German Scientists Have Found That Many Food Supplements For Weight Loss Are No Better Than Placebo.
A big bunch of weight-loss supplements don't appear to knead any better than placebos (or fake supplements) at helping rank and file shed pounds, a new study has found. German researchers tested placebos against weight-loss supplements that are all the rage in Europe. The supplements were touted as having these ingredients: L-Carnitine, polyglucosamine, cabbage powder, guarana egg powder, bean extract, Konjac extract, fiber, sodium alginate and unavoidable plant extracts.
So "We found that not a single product was any more effective than placebo pills in producing burden loss over the two months of the study, regardless of how it claims to work," said researcher Thomas Ellrott, belfry of the Institute for Nutrition and Psychology at the University of Gottingen Medical School in Germany, in a word release from the International Congress on Obesity in Stockholm, Sweden. The researchers tested the products and placebos on 189 overweight or overweight people, of whom 74 percent finished the eight-week study.

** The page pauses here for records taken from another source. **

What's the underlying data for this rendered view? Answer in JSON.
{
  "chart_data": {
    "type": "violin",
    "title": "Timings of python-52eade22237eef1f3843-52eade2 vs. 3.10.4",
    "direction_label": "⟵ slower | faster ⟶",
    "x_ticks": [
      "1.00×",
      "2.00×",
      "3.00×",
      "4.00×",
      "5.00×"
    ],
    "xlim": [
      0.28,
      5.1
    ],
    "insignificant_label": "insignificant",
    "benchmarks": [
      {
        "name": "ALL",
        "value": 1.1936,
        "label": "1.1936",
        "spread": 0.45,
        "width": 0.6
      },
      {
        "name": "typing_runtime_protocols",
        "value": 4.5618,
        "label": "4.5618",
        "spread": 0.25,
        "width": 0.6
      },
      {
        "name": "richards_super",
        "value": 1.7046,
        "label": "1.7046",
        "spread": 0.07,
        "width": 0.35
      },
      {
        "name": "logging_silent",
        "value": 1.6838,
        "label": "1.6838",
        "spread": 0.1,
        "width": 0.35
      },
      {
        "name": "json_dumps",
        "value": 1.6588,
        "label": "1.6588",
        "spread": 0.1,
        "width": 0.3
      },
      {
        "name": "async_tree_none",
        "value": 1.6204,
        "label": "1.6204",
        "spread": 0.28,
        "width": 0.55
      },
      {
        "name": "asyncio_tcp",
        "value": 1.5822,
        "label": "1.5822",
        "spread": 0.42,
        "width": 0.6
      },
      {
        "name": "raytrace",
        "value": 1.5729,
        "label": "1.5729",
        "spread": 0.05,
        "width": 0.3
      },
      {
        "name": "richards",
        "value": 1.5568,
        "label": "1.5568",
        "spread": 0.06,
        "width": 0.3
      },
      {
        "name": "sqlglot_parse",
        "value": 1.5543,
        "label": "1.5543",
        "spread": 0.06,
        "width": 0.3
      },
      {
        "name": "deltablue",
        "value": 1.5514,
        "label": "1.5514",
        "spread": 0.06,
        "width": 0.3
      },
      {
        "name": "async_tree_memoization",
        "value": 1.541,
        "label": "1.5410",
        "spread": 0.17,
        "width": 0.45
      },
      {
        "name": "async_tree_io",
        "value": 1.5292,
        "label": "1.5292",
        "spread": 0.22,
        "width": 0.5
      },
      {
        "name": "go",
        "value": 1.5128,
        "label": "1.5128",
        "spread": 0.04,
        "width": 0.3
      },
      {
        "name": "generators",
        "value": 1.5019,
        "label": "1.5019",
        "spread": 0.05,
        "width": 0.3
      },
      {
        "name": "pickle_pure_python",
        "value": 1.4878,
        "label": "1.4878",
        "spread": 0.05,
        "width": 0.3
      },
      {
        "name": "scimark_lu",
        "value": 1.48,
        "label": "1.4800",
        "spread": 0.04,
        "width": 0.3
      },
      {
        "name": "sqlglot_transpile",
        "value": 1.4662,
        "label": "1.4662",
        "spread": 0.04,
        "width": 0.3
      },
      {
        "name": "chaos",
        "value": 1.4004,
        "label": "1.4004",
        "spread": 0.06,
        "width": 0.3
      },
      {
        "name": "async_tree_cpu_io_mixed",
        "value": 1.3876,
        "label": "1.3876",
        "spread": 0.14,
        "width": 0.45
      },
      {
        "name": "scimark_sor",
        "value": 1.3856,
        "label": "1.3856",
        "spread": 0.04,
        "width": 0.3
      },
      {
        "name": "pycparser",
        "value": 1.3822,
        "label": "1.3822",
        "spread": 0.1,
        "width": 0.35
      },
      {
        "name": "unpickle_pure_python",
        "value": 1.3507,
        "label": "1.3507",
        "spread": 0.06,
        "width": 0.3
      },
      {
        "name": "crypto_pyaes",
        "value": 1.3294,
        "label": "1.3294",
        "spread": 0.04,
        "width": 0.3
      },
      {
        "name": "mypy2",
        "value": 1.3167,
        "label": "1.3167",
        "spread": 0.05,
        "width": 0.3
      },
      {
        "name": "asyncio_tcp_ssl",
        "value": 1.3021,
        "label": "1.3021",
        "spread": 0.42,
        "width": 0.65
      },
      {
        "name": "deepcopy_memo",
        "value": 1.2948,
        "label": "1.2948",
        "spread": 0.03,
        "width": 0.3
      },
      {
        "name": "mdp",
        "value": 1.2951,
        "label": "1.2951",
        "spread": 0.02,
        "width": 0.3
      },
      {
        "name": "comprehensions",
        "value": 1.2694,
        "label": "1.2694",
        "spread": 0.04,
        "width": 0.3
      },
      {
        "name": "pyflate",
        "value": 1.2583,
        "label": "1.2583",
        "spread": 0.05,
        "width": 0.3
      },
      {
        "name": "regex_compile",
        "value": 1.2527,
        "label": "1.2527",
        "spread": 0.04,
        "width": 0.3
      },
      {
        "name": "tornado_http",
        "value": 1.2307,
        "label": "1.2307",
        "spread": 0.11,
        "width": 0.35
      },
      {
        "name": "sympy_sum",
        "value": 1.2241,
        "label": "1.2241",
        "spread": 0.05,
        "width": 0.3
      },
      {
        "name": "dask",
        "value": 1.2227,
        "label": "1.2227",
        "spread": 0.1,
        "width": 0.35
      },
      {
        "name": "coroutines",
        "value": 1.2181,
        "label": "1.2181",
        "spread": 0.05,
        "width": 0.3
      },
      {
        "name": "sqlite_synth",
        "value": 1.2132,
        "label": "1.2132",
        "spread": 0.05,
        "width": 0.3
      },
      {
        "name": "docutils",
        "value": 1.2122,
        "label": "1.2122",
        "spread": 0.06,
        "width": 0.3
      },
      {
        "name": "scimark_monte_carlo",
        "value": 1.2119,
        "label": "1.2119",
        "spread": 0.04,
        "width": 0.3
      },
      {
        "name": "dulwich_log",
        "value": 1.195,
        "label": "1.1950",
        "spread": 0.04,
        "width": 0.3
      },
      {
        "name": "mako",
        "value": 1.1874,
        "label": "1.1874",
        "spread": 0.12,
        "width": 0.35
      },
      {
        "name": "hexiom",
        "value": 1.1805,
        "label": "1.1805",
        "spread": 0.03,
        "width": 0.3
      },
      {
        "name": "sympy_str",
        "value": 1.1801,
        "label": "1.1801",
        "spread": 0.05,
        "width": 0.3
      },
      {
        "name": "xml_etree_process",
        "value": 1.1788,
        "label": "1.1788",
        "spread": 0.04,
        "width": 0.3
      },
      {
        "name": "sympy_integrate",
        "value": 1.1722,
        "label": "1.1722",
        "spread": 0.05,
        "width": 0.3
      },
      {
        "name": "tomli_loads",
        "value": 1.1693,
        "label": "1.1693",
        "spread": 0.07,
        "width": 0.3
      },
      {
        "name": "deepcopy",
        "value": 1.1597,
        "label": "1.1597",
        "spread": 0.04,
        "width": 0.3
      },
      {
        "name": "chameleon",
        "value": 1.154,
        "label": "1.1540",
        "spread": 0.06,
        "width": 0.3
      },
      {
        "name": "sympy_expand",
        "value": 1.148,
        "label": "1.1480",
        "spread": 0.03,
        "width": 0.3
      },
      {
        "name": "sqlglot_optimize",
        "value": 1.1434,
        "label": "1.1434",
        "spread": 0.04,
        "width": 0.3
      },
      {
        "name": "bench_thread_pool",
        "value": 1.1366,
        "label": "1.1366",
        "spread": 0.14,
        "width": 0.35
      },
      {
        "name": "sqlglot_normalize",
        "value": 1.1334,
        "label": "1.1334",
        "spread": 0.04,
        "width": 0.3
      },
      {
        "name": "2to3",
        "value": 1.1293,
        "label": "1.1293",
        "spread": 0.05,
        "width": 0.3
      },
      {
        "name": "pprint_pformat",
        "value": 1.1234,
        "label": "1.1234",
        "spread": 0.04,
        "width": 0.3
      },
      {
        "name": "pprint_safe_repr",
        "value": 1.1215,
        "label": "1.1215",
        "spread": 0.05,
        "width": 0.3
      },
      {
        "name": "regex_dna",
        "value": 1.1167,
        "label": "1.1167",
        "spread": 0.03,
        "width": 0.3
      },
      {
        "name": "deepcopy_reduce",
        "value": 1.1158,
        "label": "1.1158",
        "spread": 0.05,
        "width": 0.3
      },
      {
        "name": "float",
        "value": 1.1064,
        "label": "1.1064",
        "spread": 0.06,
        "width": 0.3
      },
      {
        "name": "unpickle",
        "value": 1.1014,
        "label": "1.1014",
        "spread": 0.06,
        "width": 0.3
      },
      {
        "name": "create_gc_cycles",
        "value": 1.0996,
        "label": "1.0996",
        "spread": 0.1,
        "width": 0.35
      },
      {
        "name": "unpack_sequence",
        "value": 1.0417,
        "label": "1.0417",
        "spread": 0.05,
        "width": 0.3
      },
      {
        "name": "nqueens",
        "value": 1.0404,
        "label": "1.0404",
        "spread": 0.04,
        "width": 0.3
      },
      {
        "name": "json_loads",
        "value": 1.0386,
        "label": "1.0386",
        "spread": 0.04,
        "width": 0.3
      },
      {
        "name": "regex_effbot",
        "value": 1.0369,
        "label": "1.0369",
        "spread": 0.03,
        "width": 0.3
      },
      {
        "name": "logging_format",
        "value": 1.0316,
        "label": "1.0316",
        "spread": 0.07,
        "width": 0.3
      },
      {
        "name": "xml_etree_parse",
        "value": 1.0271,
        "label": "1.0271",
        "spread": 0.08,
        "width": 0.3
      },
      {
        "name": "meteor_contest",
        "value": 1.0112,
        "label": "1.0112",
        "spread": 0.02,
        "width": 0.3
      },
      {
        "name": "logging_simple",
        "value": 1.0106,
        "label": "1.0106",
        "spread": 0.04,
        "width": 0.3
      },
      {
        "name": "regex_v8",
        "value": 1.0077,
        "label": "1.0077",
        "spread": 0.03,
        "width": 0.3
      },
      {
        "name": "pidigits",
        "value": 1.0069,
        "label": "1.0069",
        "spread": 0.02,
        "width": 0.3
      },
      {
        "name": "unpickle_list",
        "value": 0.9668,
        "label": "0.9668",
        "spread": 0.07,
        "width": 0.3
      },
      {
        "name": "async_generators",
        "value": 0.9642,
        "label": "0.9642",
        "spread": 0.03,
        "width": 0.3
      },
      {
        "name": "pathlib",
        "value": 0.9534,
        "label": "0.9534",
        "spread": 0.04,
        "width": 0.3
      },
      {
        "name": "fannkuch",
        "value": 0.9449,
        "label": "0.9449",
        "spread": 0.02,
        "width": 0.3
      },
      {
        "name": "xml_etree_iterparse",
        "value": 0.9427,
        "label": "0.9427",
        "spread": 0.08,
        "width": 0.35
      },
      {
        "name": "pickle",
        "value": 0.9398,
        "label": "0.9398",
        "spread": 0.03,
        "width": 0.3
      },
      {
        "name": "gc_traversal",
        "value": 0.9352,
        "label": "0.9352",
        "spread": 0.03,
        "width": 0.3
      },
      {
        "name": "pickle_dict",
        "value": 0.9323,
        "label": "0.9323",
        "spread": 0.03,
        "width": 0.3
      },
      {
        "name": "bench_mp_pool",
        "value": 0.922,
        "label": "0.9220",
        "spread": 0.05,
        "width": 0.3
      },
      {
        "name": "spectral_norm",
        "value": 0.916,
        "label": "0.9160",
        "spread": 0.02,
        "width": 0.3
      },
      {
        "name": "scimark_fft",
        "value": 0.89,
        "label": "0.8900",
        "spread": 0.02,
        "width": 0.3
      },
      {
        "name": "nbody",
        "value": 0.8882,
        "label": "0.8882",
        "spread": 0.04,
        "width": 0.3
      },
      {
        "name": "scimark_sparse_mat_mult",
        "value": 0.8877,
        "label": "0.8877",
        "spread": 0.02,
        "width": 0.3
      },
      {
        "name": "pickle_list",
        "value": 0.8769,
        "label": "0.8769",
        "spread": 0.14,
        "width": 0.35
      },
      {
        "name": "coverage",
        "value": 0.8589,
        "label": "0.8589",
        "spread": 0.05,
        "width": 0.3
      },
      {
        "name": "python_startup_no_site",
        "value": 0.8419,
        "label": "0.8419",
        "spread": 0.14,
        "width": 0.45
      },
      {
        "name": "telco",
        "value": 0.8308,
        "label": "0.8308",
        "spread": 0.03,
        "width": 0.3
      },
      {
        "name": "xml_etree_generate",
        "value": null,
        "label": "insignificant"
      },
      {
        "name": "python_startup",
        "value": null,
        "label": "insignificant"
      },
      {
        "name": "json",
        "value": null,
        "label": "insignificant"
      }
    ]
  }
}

Showing posts with label placebos. Show all posts
Showing posts with label placebos. Show all posts
Thursday, 2 March 2017
Friday, 20 December 2013
The Placebo Effect Is Maintained Even While Informing The Patient
The Placebo Effect Is Maintained Even While Informing The Patient.
Confronting the "ethically questionable" habit of prescribing placebos to patients who are ignorant they are charming dummy pills, researchers found that a group that was told their medication was fake still reported significant symptom relief. In a consider of 80 patients with irritable bowel syndrome (IBS), a control agglomeration received no treatment while the other group was informed their twice-daily pill regimen were placebos. After three weeks, nearly increase the number of those treated with dummy pills reported adequate symptom abatement compared to the control group.
Those taking the placebos also doubled their rates of improvement to an almost equivalent unvarying of the effects of the most powerful IBS medications, said lead researcher Dr Ted Kaptchuk, an accomplice professor of medicine at Harvard Medical School and Beth Israel Deaconess Medical Center. A 2008 survey in which Kaptchuk took part showed that 50 percent of US physicians covertly give placebos to unsuspecting patients.
Kaptchuk said he wanted to find out how patients would proceed to placebos without being deceived. Multiple studies have shown placebos work for certain patients, and the power of functional thinking has been credited with the so-called "placebo effect". "This wasn't supposed to happen," Kaptchuk said of his results. "It honestly threw us off".
The test group, whose average long time was 47, was primarily women recruited from advertisements and referrals for "a novel mind-body government study of IBS," according to the study, reported online in the Dec 22, 2010 issue of the memoir PLoS ONE, which is published by the Public Library of Science. Prior to their random assignment to the placebo or contain group, all patients were told that the placebo pills contained no actual medication. Not only were the placebos described truthfully as supine pills similar to sugar pills, but the bottle they came in was labeled "Placebo".
Confronting the "ethically questionable" habit of prescribing placebos to patients who are ignorant they are charming dummy pills, researchers found that a group that was told their medication was fake still reported significant symptom relief. In a consider of 80 patients with irritable bowel syndrome (IBS), a control agglomeration received no treatment while the other group was informed their twice-daily pill regimen were placebos. After three weeks, nearly increase the number of those treated with dummy pills reported adequate symptom abatement compared to the control group.
Those taking the placebos also doubled their rates of improvement to an almost equivalent unvarying of the effects of the most powerful IBS medications, said lead researcher Dr Ted Kaptchuk, an accomplice professor of medicine at Harvard Medical School and Beth Israel Deaconess Medical Center. A 2008 survey in which Kaptchuk took part showed that 50 percent of US physicians covertly give placebos to unsuspecting patients.
Kaptchuk said he wanted to find out how patients would proceed to placebos without being deceived. Multiple studies have shown placebos work for certain patients, and the power of functional thinking has been credited with the so-called "placebo effect". "This wasn't supposed to happen," Kaptchuk said of his results. "It honestly threw us off".
The test group, whose average long time was 47, was primarily women recruited from advertisements and referrals for "a novel mind-body government study of IBS," according to the study, reported online in the Dec 22, 2010 issue of the memoir PLoS ONE, which is published by the Public Library of Science. Prior to their random assignment to the placebo or contain group, all patients were told that the placebo pills contained no actual medication. Not only were the placebos described truthfully as supine pills similar to sugar pills, but the bottle they came in was labeled "Placebo".